I'm not sure what will come of this exercise in electronics-free Sundays. But if all I get are a few stolen moments of silence and serenity, that will probably be enough to justify this exercise.

Friday, April 1, 2011

Today in inequality reading: Real economic stability

New York Times:
"But many of the jobs being added in retail, hospitality and home health care, to name a few categories, are unlikely to pay enough for workers to cover the cost of fundamentals like housing, utilities, food, health care, transportation and, in the case of working parents, child care.

A separate report being released Friday tries to go beyond traditional measurements like the poverty line and minimum wage to show what people need to earn to achieve a basic standard of living.

The study, commissioned by Wider Opportunities for Women, a nonprofit group, builds on an analysis the group and some state and local partners have been conducting since 1995 on how much income it takes to meet basic needs without relying on public subsidies. The new study aims to set thresholds for economic stability rather than mere survival, and takes into account saving for retirement and emergencies."

As it happens, I've been thinking a lot about this National Affairs essay by Yuval Levin, which suggests tearing down much of the American welfare state and replacing it with a "true" safety net that offers government support for the real hard cases. The proximate cause of this is that the federal government is spending way more than it takes in, but there's a larger philosophical justification:
Because all citizens — not only the poor — become recipients of benefits, people in the middle class come to approach their government as claimants, not as self-governing citizens, and to approach the social safety net not as a great majority of givers eager to make sure that a small minority of recipients are spared from devastating poverty but as a mass of dependents demanding what they are owed. It is hard to imagine an ethic better suited to undermining the moral basis of a free society.

There's something very seductive about this vision—but only if people who do work hard and honestly stand a reasonable chance to provide for themselves and their families. And that doesn't seem to be the case, according to the Times' report:
According to the report, a single worker needs an income of $30,012 a year — or just above $14 an hour — to cover basic expenses and save for retirement and emergencies. That is close to three times the 2010 national poverty level of $10,830 for a single person, and nearly twice the federal minimum wage of $7.25 an hour.

A single worker with two young children needs an annual income of $57,756, or just over $27 an hour, to attain economic stability, and a family with two working parents and two young children needs to earn $67,920 a year, or about $16 an hour per worker.

That compares with the national poverty level of $22,050 for a family of four. The most recent data from the Census Bureau found that 14.3 percent of Americans were living below the poverty line in 2009.

Two notes:

• Median household income in 2009 was around $50,000 a year. That means half of all households were making less than that. I presume there are a number of four-person families in the lower half of all American households.
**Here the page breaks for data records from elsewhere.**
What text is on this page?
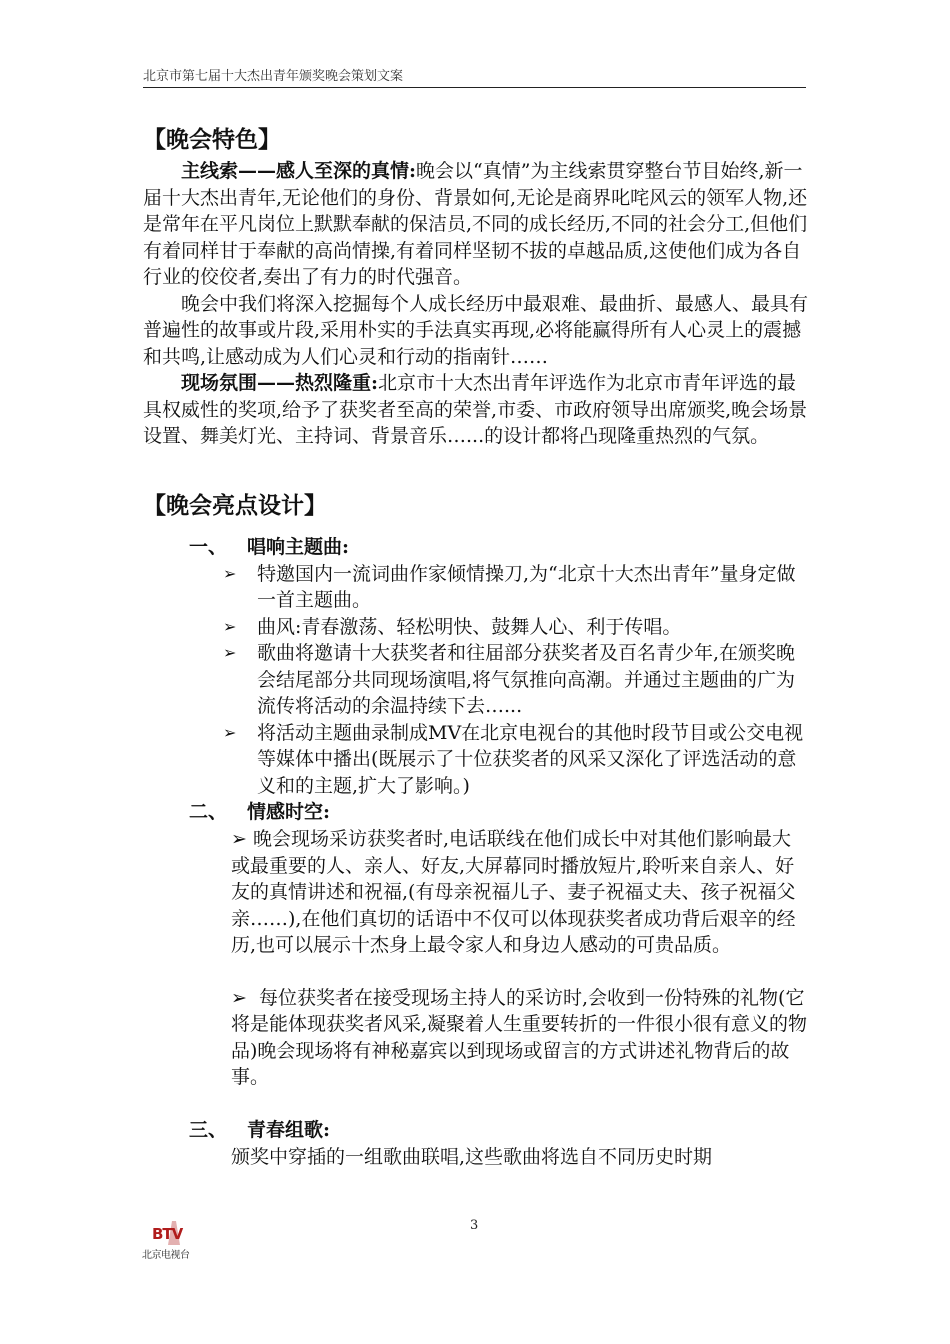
北京市第七届十大杰出青年颁奖晚会策划文案
【晚会特色】

主线索——感人至深的真情:晚会以“真情”为主线索贯穿整台节目始终,新一届十大杰出青年,无论他们的身份、背景如何,无论是商界叱咤风云的领军人物,还是常年在平凡岗位上默默奉献的保洁员,不同的成长经历,不同的社会分工,但他们有着同样甘于奉献的高尚情操,有着同样坚韧不拔的卓越品质,这使他们成为各自行业的佼佼者,奏出了有力的时代强音。

晚会中我们将深入挖掘每个人成长经历中最艰难、最曲折、最感人、最具有普遍性的故事或片段,采用朴实的手法真实再现,必将能赢得所有人心灵上的震撼和共鸣,让感动成为人们心灵和行动的指南针……

现场氛围——热烈隆重:北京市十大杰出青年评选作为北京市青年评选的最具权威性的奖项,给予了获奖者至高的荣誉,市委、市政府领导出席颁奖,晚会场景设置、舞美灯光、主持词、背景音乐…...的设计都将凸现隆重热烈的气氛。

【晚会亮点设计】
一、 唱响主题曲:
➢	特邀国内一流词曲作家倾情操刀,为“北京十大杰出青年”量身定做一首主题曲。
➢	曲风:青春激荡、轻松明快、鼓舞人心、利于传唱。
➢	歌曲将邀请十大获奖者和往届部分获奖者及百名青少年,在颁奖晚会结尾部分共同现场演唱,将气氛推向高潮。并通过主题曲的广为流传将活动的余温持续下去…...
➢	将活动主题曲录制成MV在北京电视台的其他时段节目或公交电视等媒体中播出(既展示了十位获奖者的风采又深化了评选活动的意义和的主题,扩大了影响。)
二、 情感时空:
➢ 晚会现场采访获奖者时,电话联线在他们成长中对其他们影响最大或最重要的人、亲人、好友,大屏幕同时播放短片,聆听来自亲人、好友的真情讲述和祝福,(有母亲祝福儿子、妻子祝福丈夫、孩子祝福父亲……),在他们真切的话语中不仅可以体现获奖者成功背后艰辛的经历,也可以展示十杰身上最令家人和身边人感动的可贵品质。
➢  每位获奖者在接受现场主持人的采访时,会收到一份特殊的礼物(它将是能体现获奖者风采,凝聚着人生重要转折的一件很小很有意义的物品)晚会现场将有神秘嘉宾以到现场或留言的方式讲述礼物背后的故事。
三、 青春组歌:
颁奖中穿插的一组歌曲联唱,这些歌曲将选自不同历史时期
3
BTV
北京电视台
And since the sustainability number is actually north of the median number ... well, I'm going to presume that most American families aren't earning enough to sustain themselves without some form of government subsidy—at least if we accept the Wider Opportunities for Women study. Yikes.

• As Paul Krugman notes this morning, the GOP plan for getting the economy moving involves ... lowering American wages. That's good for business, but not so good for workers.

I'm all for retooling the safety net if the market provides a reasonable living for its participants. That doesn't seem to be happening right now. And it's not, frankly, how the market seems inclined to act.